A Horse with No Name is an independently produced feature film by Matthew and Barnaby O'Connor. Its two key distinguishing factors are the budget, which was $10,000 (considered very small by Hollywood standards) and the fact the film was written as it was made - something none of the actors in the film knew was happening. As far as the cast were aware the script had already been written and they would receive dialogue on the day to 'keep it fresh'. This whole process was documented in the feature length behind the scenes documentary '13 States' which was described by one review as 'behind the scenes carnage the likes of which you have never seen before'.

==Plot==
In the opening scenes of the film, a down and out DJ, Vince Vinyl (Alex Price) meets Sophie (Molly Ryman), a high society American girl, in a New York cafe. The two of them unexpectedly hit it off and after deciding to spend the day together develop a tentative friendship. These New York scenes are inter cut with scenes of Vince traveling across the U.S. at a much later date. His travel companion is Randy the trucker (Steve Malone), who he has been forced to hitch a ride with against his will. As the film progresses, it shows how the friendship between Vince and Sophie develops into something deeper before Sophie is forced to return to her home in Los Angeles. It is this that inspires Vince's epic trans-American journey.

==Production==
As the behind the scenes documentary 13 States shows, production of the film was plagued with difficulties, with several instances where the filmmakers appear close to collapsing from exhaustion and stress. This was mainly due to the fact there was no script and the filmmakers were trying to keep this a secret from the other people involved in the production. Many of the actresses they approached initially were wary of becoming involved, perhaps because they sensed that all may not be what it appeared. Aside from this, the production was very underfunded, given the notoriously expensive costs of living and working in New York City. In the end, all internal scenes were actually shot in Syracuse, some 300 miles from the city (but still part of New York State) as costs of hiring locations within the city proved prohibitively expensive.

==Soundtrack==
Despite the low budget nature of the film, a number of well known musicians contributed their music to the film and documentary. The opening song 'Do you like it?' by Sam Taylor, who was inducted into the Arizona Blues Hall Of Fame in 1997 is one example. Others include Ronald I. Becker (1985–present), also known as "KC Beck", a US Soldier turned country singer who features 'That's Just Me' as the title track for the documentary. Perhaps in keeping with the spirit of the production, all musicians contributed tracks on a deferred payment basis, where the musicians are not paid until the film has been sold and recouped its costs.

==Controversy==
Advanced previews of the film and the documentary were privately screened at the Cannes Film Festival in 2008 to a mixed reception. Some considered it a modest triumph of independent film making. Acclaim for the film was not universal however. Lloyd Simandl wrote "To some professionals it may actually be offensive as it prides itself on no script... That may be funny to some but to most in this business it is not." He went on to describe the two directors as "a bunch of goof offs laughing [at] the fact that they have no script, no money ... and likely no talent."

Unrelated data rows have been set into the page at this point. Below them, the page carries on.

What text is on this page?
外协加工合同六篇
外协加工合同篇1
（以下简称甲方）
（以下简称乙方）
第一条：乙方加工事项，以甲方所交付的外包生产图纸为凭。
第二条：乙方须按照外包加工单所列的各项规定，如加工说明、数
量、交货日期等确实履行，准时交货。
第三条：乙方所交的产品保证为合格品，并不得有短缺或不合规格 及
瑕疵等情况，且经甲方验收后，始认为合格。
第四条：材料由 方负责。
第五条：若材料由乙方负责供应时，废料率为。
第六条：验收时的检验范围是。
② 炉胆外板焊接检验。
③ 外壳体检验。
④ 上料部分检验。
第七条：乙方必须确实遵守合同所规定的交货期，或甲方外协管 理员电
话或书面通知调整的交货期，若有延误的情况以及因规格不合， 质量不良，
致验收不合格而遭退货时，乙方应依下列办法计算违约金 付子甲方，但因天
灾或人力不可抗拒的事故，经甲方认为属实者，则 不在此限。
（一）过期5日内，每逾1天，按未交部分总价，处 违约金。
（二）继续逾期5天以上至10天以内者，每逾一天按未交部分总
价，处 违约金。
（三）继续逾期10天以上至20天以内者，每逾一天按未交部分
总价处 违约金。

Not everyone shared this view however. The 'making of' documentary '13 States' was described by DOF 4:13 Productions as, "The definitive American Road Trip, a script that wasn’t and behind the scenes carnage the likes of which you have never seen before", most notably for how it captured the whole experience.

==Cast==
The two leads of the film, Alex Price and Molly Ryman went on to have successful acting careers.

Alex Price starred in several high-end TV productions and films including Dr. Who, Father Brown, Storage 24 and Penny Dreadful before landing a career-defining role as Lucius Malfoy in the Harry Potter stage productions. Over a period of 4 years, he starred in the play first in London and then on Broadway in New York.

Molly Ryman similarly landed several roles in a number of films and TV shows including Hurricane Bianca which was acquired by Netflix in 2019.

==Crew==
The O'Connor brothers, building on the experience of making the behind-the-scenes documentary "13 States", switched from narrative films to documentaries and went on to produce and direct a number of feature documentaries including most notably "The Pickup Game", which was acquired by the U.S. networks Starz after a run at a number of prestigious documentary festivals including Toronto's Hot Docs and New York's DOC NYC.